Discuss the economic, social, and political significance of the Industrial Revolution.
The Industrial Revolution impacted not only Great Britain and Western Europe, but eventually the entire world. There were two basic waves of the Industrial Revolution. The first one focuses on the improvements in agriculture that lead to greater food production, factories, and machines that decreased the amount of manual labor that had to be done. However, the second wave of the Revolution focuses more on the emergence of mass society and social changes in the world, and the need for civil liberties and women's suffrage movements. The entire Industrial Revolution from the 1780's to the 1870's has dramatically affected the world that we live in today.

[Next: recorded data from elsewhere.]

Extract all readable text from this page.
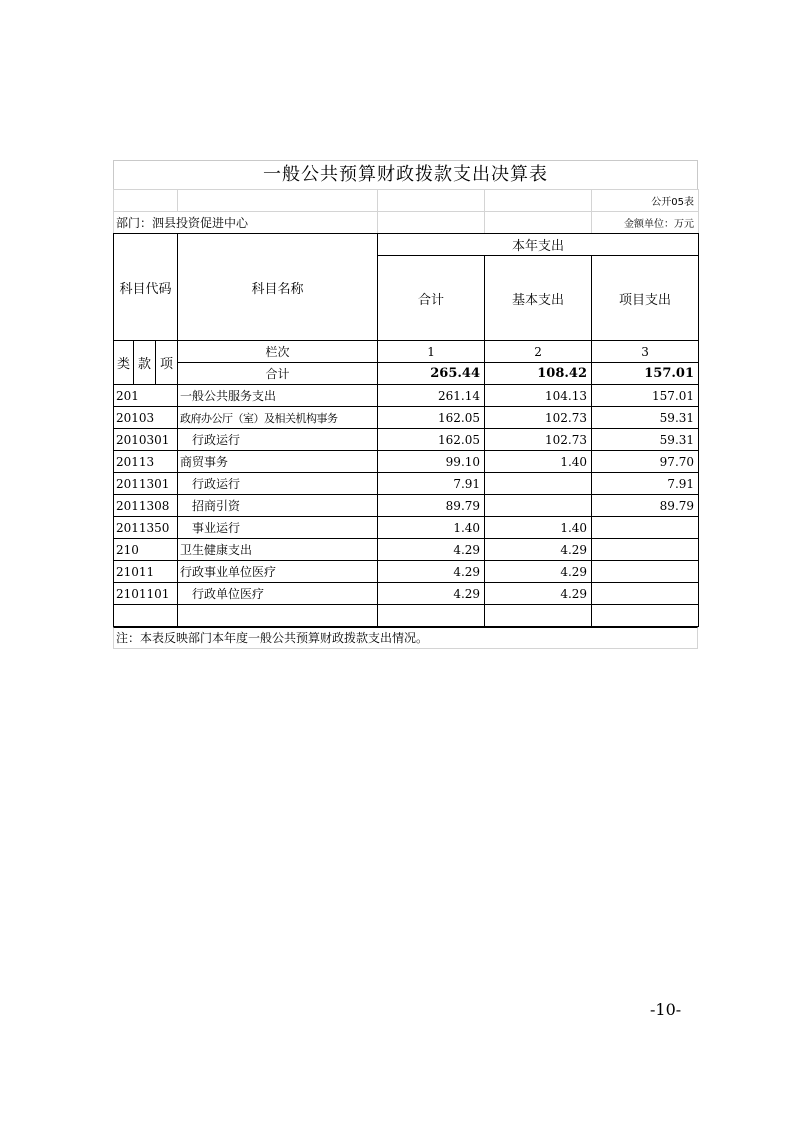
一般公共预算财政拨款支出决算表
						公开05表
部门：泗县投资促进中心						金额单位：万元
科目代码			科目名称	本年支出		
				合计	基本支出	项目支出

类	款	项	栏次	1	2	3
			合计	265.44	108.42	157.01
201			一般公共服务支出	261.14	104.13	157.01
20103			政府办公厅（室）及相关机构事务	162.05	102.73	59.31
2010301			行政运行	162.05	102.73	59.31
20113			商贸事务	99.10	1.40	97.70
2011301			行政运行	7.91		7.91
2011308			招商引资	89.79		89.79
2011350			事业运行	1.40	1.40	
210			卫生健康支出	4.29	4.29	
21011			行政事业单位医疗	4.29	4.29	
2101101			行政单位医疗	4.29	4.29	

注：本表反映部门本年度一般公共预算财政拨款支出情况。
-10-
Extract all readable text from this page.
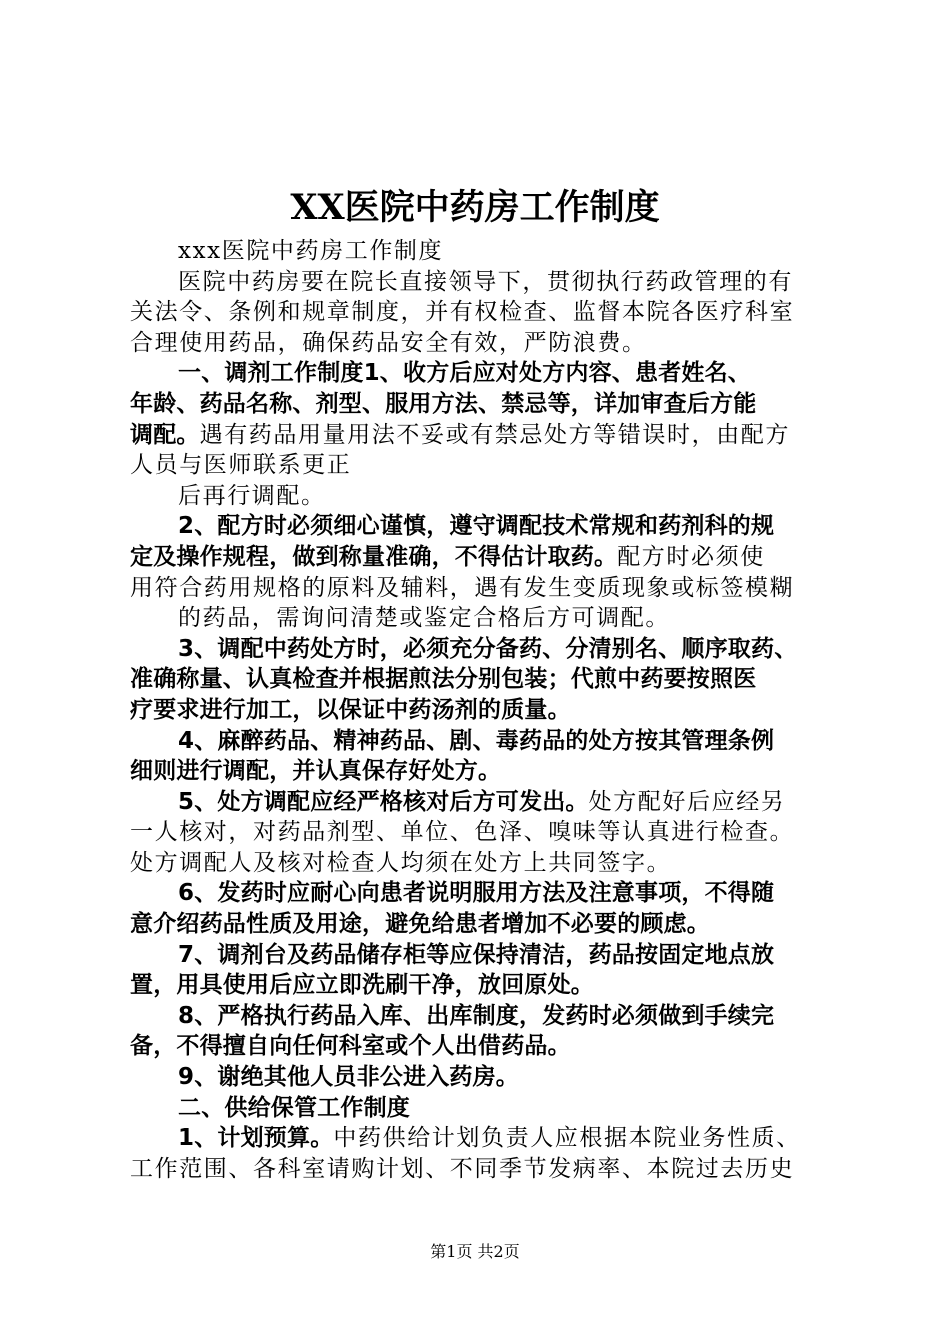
XX医院中药房工作制度
xxx医院中药房工作制度
医院中药房要在院长直接领导下，贯彻执行药政管理的有
关法令、条例和规章制度，并有权检查、监督本院各医疗科室
合理使用药品，确保药品安全有效，严防浪费。
一、调剂工作制度1、收方后应对处方内容、患者姓名、
年龄、药品名称、剂型、服用方法、禁忌等，详加审查后方能
调配。遇有药品用量用法不妥或有禁忌处方等错误时，由配方
人员与医师联系更正
后再行调配。
2、配方时必须细心谨慎，遵守调配技术常规和药剂科的规
定及操作规程，做到称量准确，不得估计取药。配方时必须使
用符合药用规格的原料及辅料，遇有发生变质现象或标签模糊
的药品，需询问清楚或鉴定合格后方可调配。
3、调配中药处方时，必须充分备药、分清别名、顺序取药、
准确称量、认真检查并根据煎法分别包装；代煎中药要按照医
疗要求进行加工，以保证中药汤剂的质量。
4、麻醉药品、精神药品、剧、毒药品的处方按其管理条例
细则进行调配，并认真保存好处方。
5、处方调配应经严格核对后方可发出。处方配好后应经另
一人核对，对药品剂型、单位、色泽、嗅味等认真进行检查。
处方调配人及核对检查人均须在处方上共同签字。
6、发药时应耐心向患者说明服用方法及注意事项，不得随
意介绍药品性质及用途，避免给患者增加不必要的顾虑。
7、调剂台及药品储存柜等应保持清洁，药品按固定地点放
置，用具使用后应立即洗刷干净，放回原处。
8、严格执行药品入库、出库制度，发药时必须做到手续完
备，不得擅自向任何科室或个人出借药品。
9、谢绝其他人员非公进入药房。
二、供给保管工作制度
1、计划预算。中药供给计划负责人应根据本院业务性质、
工作范围、各科室请购计划、不同季节发病率、本院过去历史
第1页 共2页
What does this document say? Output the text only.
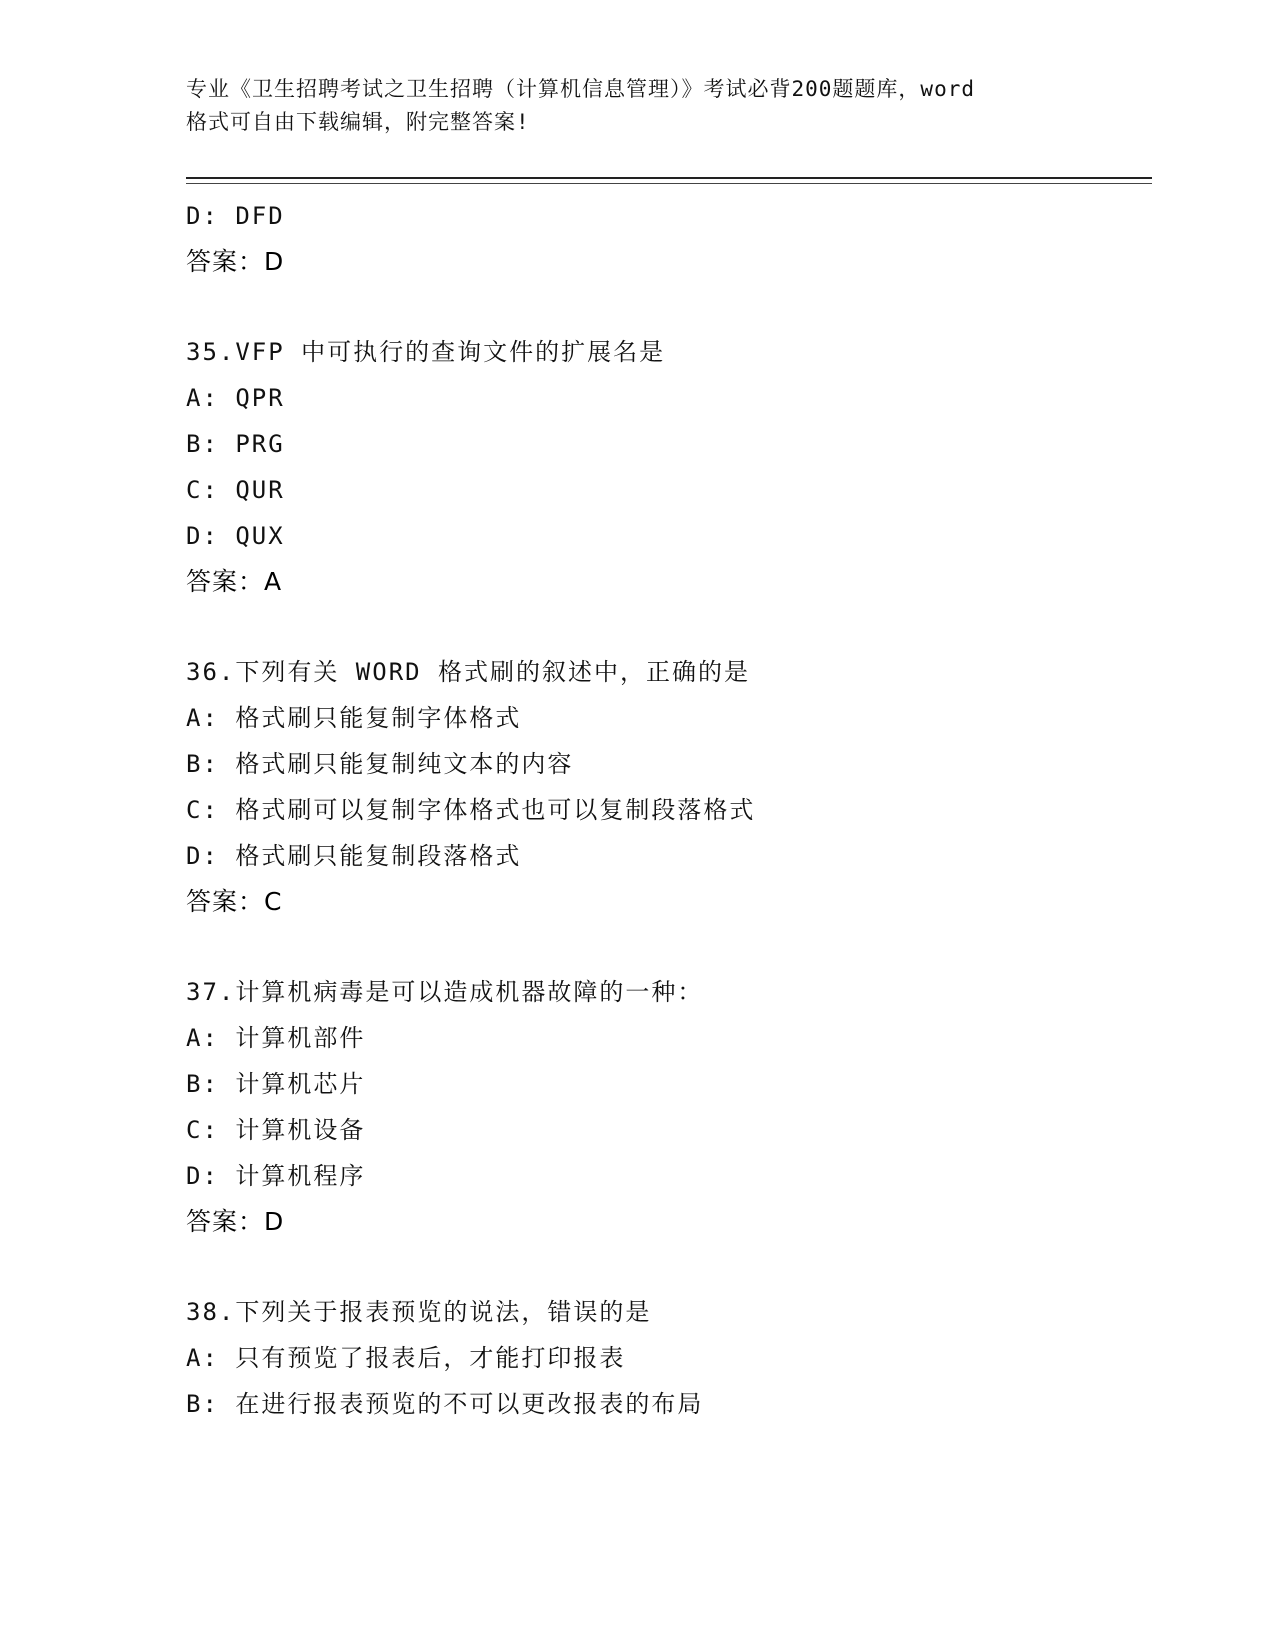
专业《卫生招聘考试之卫生招聘（计算机信息管理）》考试必背200题题库，word
格式可自由下载编辑，附完整答案!
D: DFD
答案：D
35.VFP 中可执行的查询文件的扩展名是
A: QPR
B: PRG
C: QUR
D: QUX
答案：A
36.下列有关 WORD 格式刷的叙述中，正确的是
A: 格式刷只能复制字体格式
B: 格式刷只能复制纯文本的内容
C: 格式刷可以复制字体格式也可以复制段落格式
D: 格式刷只能复制段落格式
答案：C
37.计算机病毒是可以造成机器故障的一种：
A: 计算机部件
B: 计算机芯片
C: 计算机设备
D: 计算机程序
答案：D
38.下列关于报表预览的说法，错误的是
A: 只有预览了报表后，才能打印报表
B: 在进行报表预览的不可以更改报表的布局
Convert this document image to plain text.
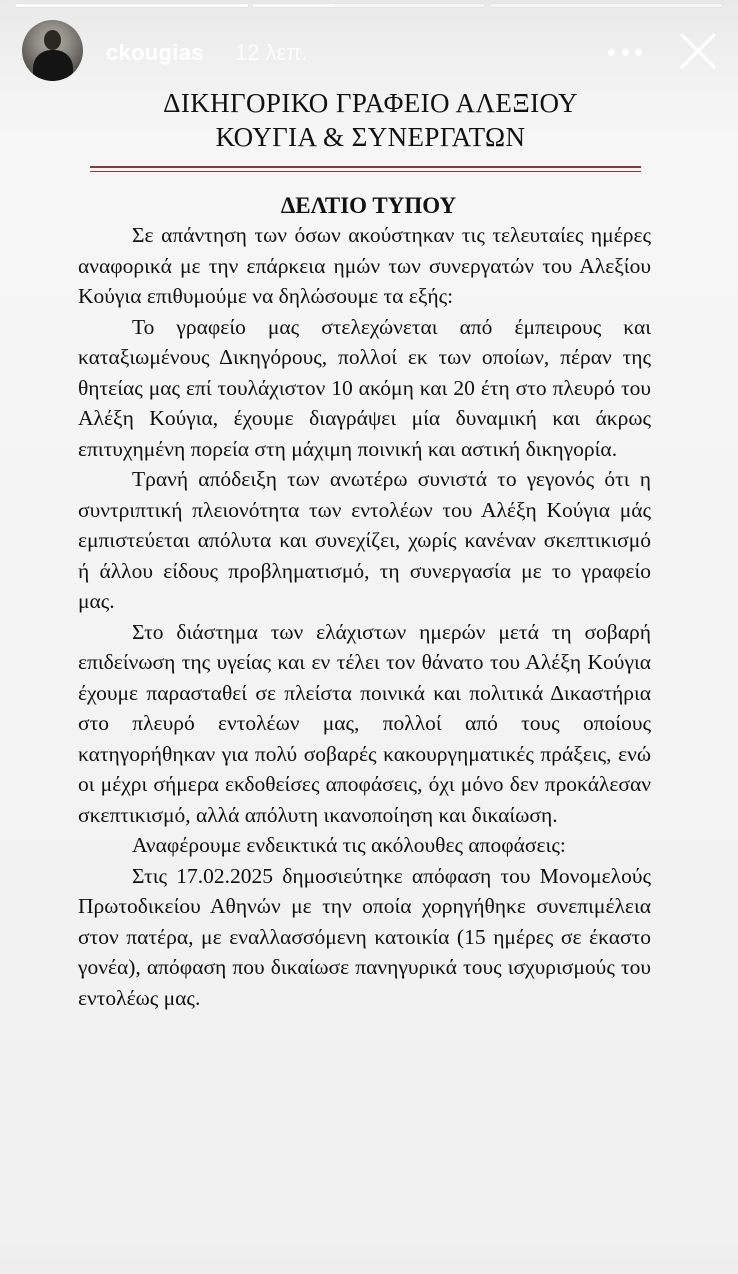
ckougias 12 λεπ.
ΔΙΚΗΓΟΡΙΚΟ ΓΡΑΦΕΙΟ ΑΛΕΞΙΟΥ
ΚΟΥΓΙΑ & ΣΥΝΕΡΓΑΤΩΝ
ΔΕΛΤΙΟ ΤΥΠΟΥ

Σε απάντηση των όσων ακούστηκαν τις τελευταίες ημέρες αναφορικά με την επάρκεια ημών των συνεργατών του Αλεξίου Κούγια επιθυμούμε να δηλώσουμε τα εξής:

Το γραφείο μας στελεχώνεται από έμπειρους και καταξιωμένους Δικηγόρους, πολλοί εκ των οποίων, πέραν της θητείας μας επί τουλάχιστον 10 ακόμη και 20 έτη στο πλευρό του Αλέξη Κούγια, έχουμε διαγράψει μία δυναμική και άκρως επιτυχημένη πορεία στη μάχιμη ποινική και αστική δικηγορία.

Τρανή απόδειξη των ανωτέρω συνιστά το γεγονός ότι η συντριπτική πλειονότητα των εντολέων του Αλέξη Κούγια μάς εμπιστεύεται απόλυτα και συνεχίζει, χωρίς κανέναν σκεπτικισμό ή άλλου είδους προβληματισμό, τη συνεργασία με το γραφείο μας.

Στο διάστημα των ελάχιστων ημερών μετά τη σοβαρή επιδείνωση της υγείας και εν τέλει τον θάνατο του Αλέξη Κούγια έχουμε παρασταθεί σε πλείστα ποινικά και πολιτικά Δικαστήρια στο πλευρό εντολέων μας, πολλοί από τους οποίους κατηγορήθηκαν για πολύ σοβαρές κακουργηματικές πράξεις, ενώ οι μέχρι σήμερα εκδοθείσες αποφάσεις, όχι μόνο δεν προκάλεσαν σκεπτικισμό, αλλά απόλυτη ικανοποίηση και δικαίωση.

Αναφέρουμε ενδεικτικά τις ακόλουθες αποφάσεις:

Στις 17.02.2025 δημοσιεύτηκε απόφαση του Μονομελούς Πρωτοδικείου Αθηνών με την οποία χορηγήθηκε συνεπιμέλεια στον πατέρα, με εναλλασσόμενη κατοικία (15 ημέρες σε έκαστο γονέα), απόφαση που δικαίωσε πανηγυρικά τους ισχυρισμούς του εντολέως μας.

The economic significance of the first Industrial Revolution is explained with the new emergence of factories and machines. The financial freedom of all families, from these job opportunities allowed them to purchase more manufactured goods, and the increase in population in the middle 18th century equaled a surplus of labor forces to man the machines and factories. With machines such as the flying shuttle that doubled the output of weaving, James Hargraeave's spinning jenny in 1798, and Edmund Cartwright's loom in 1787, the manufacturing of yarn, and weaving to became easier and more efficient. In 1782, James Watt invented the first steam powered engine, that could help run the factories, and allowed the factories to be built anywhere not just by a river or a body of water. With this invention, the production of cotton clothing was greatly increased.
Not only did the cotton industry benefit from the Industrial Revolution, but also Britain's iron industry was formed and perfected. Henry Cort developed the process paddling in 1780. This process involved coke, a derivative coal that burned away the impurities off of the iron, producing a better quality of iron.